Thirty years ago, a tractor that now belongs to the Archer family in Marietta, Ohio, was plowing fields. Today that same tractor has a much different purpose.
The Archer family is close. Aside from their family business fabricating pipe and steel, they have operated a farm in the town for many decades.
The Archer children, especially their youngest daughter, Kathy, grew up with a passion for working on cars and their family’s farm equipment. Kathy is very mechanical, her father, Dave said, and that quality allowed Kathy and her dad to have a special bond.
This story really begins during the fight of Dave’s life. “I had a double lung transplant two years, three months and two weeks ago,” he said.
That recovery involved a lot of lying around- something, as you can imagine, Dave isn’t so good at. Those hours, weeks, months, in recovery, created the dream that eventually came true- setting the land speed world record on a tractor.
You read that right.
“He approached me about being the driver,” Kathy said.

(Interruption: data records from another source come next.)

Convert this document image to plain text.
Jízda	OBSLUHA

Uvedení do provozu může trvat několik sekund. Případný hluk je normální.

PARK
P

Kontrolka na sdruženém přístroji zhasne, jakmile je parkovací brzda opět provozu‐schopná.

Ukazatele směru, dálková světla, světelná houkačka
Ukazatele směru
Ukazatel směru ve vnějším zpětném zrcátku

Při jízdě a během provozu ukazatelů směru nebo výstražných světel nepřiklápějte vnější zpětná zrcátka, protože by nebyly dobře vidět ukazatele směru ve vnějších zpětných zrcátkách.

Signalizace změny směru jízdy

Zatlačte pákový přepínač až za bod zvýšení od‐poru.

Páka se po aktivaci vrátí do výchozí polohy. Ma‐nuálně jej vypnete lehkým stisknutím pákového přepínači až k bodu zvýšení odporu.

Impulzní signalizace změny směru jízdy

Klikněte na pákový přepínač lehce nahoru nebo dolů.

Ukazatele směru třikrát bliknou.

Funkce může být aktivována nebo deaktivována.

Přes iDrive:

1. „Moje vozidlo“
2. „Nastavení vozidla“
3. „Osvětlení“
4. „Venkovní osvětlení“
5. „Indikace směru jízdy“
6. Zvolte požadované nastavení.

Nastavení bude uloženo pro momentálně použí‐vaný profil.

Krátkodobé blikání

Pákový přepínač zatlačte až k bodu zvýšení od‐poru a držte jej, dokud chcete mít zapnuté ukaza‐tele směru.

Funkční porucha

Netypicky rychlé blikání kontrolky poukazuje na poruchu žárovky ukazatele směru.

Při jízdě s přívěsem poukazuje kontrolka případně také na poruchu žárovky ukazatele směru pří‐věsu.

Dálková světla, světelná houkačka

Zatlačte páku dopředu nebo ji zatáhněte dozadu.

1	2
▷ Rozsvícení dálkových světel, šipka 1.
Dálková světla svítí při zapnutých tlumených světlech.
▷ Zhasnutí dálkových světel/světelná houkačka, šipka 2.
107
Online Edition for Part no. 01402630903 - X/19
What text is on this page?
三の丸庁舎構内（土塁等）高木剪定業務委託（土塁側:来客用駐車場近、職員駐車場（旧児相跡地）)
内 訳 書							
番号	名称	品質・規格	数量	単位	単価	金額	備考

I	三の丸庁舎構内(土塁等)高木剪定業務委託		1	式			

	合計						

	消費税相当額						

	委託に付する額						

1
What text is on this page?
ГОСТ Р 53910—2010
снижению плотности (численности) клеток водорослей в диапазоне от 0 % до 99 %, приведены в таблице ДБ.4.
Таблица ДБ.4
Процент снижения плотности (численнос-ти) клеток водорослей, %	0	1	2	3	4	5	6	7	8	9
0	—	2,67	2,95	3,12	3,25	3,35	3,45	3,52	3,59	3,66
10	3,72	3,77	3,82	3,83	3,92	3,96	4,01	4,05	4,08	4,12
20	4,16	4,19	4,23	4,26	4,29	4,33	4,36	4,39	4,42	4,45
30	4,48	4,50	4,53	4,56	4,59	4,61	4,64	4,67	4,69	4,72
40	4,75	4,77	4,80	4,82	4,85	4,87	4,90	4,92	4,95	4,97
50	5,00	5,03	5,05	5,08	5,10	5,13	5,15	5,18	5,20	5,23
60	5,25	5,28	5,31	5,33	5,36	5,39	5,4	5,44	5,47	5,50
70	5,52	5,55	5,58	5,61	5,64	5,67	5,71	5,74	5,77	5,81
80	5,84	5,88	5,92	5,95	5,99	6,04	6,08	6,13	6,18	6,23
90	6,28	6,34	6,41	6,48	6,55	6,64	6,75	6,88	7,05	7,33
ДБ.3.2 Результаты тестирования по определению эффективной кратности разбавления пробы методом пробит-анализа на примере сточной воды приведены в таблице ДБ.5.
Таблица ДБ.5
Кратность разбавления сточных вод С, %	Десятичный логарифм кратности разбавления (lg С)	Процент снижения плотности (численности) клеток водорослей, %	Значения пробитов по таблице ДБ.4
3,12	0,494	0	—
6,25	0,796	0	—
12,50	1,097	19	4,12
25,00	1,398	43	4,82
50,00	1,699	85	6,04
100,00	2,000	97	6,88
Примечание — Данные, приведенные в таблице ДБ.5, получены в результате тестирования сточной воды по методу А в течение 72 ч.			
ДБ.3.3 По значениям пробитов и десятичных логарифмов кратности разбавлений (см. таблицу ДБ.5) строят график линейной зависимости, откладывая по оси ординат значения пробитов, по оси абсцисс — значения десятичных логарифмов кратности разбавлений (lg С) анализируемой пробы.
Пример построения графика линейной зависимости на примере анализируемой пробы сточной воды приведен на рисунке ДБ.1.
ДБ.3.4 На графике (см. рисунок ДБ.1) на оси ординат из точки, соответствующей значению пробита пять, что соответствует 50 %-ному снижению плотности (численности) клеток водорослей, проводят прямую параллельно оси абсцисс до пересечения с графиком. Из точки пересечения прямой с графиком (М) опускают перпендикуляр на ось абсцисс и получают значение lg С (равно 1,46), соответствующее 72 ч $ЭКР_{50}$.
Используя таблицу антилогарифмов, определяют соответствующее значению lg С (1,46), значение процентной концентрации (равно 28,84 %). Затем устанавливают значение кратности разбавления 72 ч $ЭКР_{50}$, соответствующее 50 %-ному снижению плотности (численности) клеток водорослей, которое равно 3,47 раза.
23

Kathy wasn’t so keen on the idea at first, but much like her father, she isn’t known to back down from a challenge.
“We kinda looked at each other a little funny,” she said. “I thought he was nuts. He thought I was nuts for not saying yes. We said, yeah let’s do it!”
And that was that.
“It’s odd,” Kathy remarked. “But it’s very normal for us.”
First step- research. Turns out, the official land speed record on a tractor, on the books, was 96 miles per hour, set back in 2015. Prior to that, the record was around 80 miles per hour, set in the 1930’s according to Dave.
Next- the plans on paper. The goal all along was to keep it original.
Dave said, “Everybody says, ‘Well, put springs on it’. You can, but that turns it into a modified tractor. It’s not a farm tractor. This is a farm tractor, period.”
Original, yes, but safety, he said, is everything. In fact, they made sure it was overkill.
“I built it with the idea that it would be a 250-300 mile per hour car,” Dave said.
That means specially built tires, additional bars in the roll cage, a flywheel shield, a fuel cell, parachute, and more.
And then- practice. Cathy was able to hit top speeds of right around 20-30 miles per hour in front of her family home. That was as fast as she ever went. Until Arkansas.
The East Coast Timing Association hosts several events every year at what was once a military base.
Could they beat 96 miles per hour? They went into the weekend feeling pretty confident. You can make as many passes as you like, but the place is crowded. As far as other tractors at the event, though, not a one.
Pass one, Cathy says wasn’t so successful. She said, “Don’t give up. Don’t let up. Just keep going and see what happens.”
Pass two- better.
Pass three beat that world record, and beat it by a long shot. 106 miles per hour.
And keep in mind, the only practice this family had was in front of the house going 20-30 miles per hour.
Kathy wanted to have another go at it. “One more time lets just do one more time. If we don’t hit it, the 106 stands. We’re not going to lose anything by trying one more time.”
Pass four- “108.5, Kathy said. “And everyone was even more excited. We were overjoyed. Not only did we beat the record, we smashed the record.”
Just like that, this family is one that has gone from recovery to record-holding.
And the best part? As far as that record goes. Dave said, “Records are made to be broken.” This is just the beginning.